12. Schnelle Rückmeldungen
Beantworten Sie die an Sie eingehenden E-Mails schnell. Selbst wenn Ihnen die Fragen absurd erscheinen, können diese Informationen für die fragende Person wirklich wichtig sein. Was noch wichtiger ist: Die Person, die die Frage stellt, wartet in diesem Moment möglicherweise darauf, das Produkt zu kaufen.
13. Sichtbarkeit der Kontaktinformationen
Zögern Sie nicht, Telefon-, E-Mail- und Adressdaten zu teilen.
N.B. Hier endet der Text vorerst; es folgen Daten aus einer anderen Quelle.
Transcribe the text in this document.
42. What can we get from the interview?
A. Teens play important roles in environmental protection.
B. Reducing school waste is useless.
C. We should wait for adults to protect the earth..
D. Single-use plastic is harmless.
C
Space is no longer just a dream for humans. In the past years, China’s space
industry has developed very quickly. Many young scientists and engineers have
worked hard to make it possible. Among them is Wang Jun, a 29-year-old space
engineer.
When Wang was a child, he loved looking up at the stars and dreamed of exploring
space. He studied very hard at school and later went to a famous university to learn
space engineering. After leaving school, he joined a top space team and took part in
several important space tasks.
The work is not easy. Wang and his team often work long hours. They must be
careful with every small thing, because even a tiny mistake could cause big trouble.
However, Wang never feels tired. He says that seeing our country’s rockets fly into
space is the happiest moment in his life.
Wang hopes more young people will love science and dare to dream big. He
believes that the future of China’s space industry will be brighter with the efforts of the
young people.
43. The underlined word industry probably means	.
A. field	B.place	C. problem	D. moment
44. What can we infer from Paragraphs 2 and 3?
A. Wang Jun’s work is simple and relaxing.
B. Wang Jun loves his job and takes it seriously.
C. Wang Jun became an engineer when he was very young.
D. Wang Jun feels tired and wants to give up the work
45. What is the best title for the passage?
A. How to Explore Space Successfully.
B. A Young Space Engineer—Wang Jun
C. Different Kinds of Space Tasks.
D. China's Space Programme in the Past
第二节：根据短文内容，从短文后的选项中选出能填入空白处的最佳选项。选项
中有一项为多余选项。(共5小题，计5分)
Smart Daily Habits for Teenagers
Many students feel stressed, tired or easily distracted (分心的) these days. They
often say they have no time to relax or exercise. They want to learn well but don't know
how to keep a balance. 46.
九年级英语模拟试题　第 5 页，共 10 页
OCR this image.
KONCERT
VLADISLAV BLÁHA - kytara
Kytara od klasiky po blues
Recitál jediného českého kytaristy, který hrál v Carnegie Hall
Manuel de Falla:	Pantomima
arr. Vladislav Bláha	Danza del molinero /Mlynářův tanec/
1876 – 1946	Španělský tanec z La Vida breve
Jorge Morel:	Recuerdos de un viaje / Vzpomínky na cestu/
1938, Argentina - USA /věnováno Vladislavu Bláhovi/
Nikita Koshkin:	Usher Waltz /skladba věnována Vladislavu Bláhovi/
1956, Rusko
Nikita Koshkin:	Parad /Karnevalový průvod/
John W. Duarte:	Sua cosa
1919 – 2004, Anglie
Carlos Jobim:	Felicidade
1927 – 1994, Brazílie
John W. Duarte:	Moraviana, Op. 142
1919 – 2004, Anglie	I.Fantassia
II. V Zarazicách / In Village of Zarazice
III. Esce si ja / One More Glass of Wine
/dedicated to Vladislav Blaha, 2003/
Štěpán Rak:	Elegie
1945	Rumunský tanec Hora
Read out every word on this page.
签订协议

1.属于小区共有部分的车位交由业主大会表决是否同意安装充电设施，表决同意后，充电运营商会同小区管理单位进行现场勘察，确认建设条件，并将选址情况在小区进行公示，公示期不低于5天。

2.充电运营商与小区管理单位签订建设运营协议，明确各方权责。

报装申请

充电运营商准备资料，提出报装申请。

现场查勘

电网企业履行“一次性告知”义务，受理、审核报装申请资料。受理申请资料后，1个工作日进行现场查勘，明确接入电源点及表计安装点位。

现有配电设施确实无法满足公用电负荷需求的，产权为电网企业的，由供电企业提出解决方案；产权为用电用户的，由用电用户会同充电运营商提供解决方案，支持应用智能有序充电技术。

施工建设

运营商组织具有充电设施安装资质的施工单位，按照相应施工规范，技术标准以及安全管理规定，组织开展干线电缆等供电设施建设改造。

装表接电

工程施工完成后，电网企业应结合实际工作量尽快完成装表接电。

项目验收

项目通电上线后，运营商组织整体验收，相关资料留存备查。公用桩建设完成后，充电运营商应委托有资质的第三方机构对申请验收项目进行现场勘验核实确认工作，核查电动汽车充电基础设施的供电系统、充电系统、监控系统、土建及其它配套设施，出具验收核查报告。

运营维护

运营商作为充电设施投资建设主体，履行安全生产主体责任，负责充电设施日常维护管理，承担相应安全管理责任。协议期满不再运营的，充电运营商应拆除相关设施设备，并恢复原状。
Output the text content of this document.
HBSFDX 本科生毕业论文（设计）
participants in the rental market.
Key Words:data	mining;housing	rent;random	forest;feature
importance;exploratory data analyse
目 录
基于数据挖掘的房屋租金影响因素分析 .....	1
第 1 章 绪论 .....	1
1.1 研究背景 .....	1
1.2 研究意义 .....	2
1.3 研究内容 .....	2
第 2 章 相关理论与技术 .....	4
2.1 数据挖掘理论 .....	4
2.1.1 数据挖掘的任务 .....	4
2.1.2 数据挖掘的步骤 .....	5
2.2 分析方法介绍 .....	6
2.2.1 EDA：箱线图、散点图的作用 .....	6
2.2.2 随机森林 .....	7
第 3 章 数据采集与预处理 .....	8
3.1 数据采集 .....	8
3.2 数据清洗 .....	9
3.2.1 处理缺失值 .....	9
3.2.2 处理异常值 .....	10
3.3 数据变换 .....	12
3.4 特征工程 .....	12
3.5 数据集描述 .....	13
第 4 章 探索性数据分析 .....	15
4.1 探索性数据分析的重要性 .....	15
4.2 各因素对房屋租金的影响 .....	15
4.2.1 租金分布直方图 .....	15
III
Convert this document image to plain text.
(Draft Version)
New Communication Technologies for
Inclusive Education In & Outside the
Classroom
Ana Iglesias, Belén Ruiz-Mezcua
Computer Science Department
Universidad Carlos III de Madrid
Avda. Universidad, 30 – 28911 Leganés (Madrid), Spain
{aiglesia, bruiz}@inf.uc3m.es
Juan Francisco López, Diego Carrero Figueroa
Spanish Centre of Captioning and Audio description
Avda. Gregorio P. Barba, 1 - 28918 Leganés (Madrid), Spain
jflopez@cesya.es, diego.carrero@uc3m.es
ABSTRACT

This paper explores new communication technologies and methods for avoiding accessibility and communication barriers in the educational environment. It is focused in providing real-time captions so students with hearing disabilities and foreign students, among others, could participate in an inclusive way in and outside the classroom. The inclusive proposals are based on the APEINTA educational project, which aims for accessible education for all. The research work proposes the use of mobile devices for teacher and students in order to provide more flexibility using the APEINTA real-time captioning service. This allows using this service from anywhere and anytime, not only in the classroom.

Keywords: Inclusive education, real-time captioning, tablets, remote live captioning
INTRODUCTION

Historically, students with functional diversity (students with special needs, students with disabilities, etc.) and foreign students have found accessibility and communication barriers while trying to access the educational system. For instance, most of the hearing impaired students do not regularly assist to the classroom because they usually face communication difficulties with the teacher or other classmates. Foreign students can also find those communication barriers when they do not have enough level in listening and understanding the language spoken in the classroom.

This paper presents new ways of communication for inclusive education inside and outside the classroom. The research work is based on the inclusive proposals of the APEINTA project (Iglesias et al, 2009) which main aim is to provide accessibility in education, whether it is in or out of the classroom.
Während Nummern wie 444 und 0850 beim Telefonieren für zusätzliches Vertrauen sorgen, kann die Nutzung einer Mobilfunknummer als Minuspunkt auf Ihrem Konto verbucht werden.
14. Ein Logo, das das Unternehmen und seine Branche beschreibt
Ihr Logo sollte nicht so gestaltet sein, nur damit Sie überhaupt ein Logo haben. Versuchen Sie, Logos zu wählen, die Ihre Marke und Ihr Unternehmen beschreiben und eine Geschichte haben. Hierfür ist es ratsam, mit Profis in diesem Bereich zusammenzuarbeiten.
15. Produktbilder
Der wichtigste Aspekt, auf den man bei Produktbildern meines Erachtens achten muss, ist die Einheitlichkeit. Es sollten nicht bei Produkt B Bilder in den Dimensionen von 2000×5000 px vorhanden sein, während das Bild von Produkt A verschwommen, klein und unverständlich ist. Achten Sie darauf, dass bei allen Bildern die gleiche Größe und Qualität vorliegt.
Zudem erhöht es das Vertrauen in das Produkt, wenn Sie es sowohl vor einem neutralen Hintergrund als auch an einem Model präsentieren.
16. Website-Geschwindigkeit
Ebenso wie die Website-Geschwindigkeit sowohl für Google als auch für Besucher wichtig ist, gehört sie auch zu den Faktoren, die die Verweildauer auf Ihrer Website beeinflussen. Niemand möchte Transaktionen auf einer langsamen Website durchführen. Erst recht nicht, wo wir heutzutage an eine solche Geschwindigkeit gewöhnt sind.
Sorgen Sie dafür, dass Ihre Website maximal schnell ist. Die Menschen sollten nicht zwischen den Seiten warten müssen.
17. Sind die Grafiken untereinander kompatibel?
Stellen Sie sicher, dass alle von Ihnen auf Ihrer Website verwendeten Grafiken wie Banner und Slider untereinander kompatibel sind. Lassen Sie nicht zu, dass kunterbunte, chaotische Websites entstehen. Haben Sie ein festes Template und versuchen Sie, diesem Template treu zu bleiben. Dies wird sowohl Ihren regelmäßigen Besuchern die Wahrnehmung Ihrer Kampagnen erleichtern als auch visuelle Unordnung beseitigen. Zudem wird das Template die Menschen auf den ersten Blick an Ihre Marke erinnern.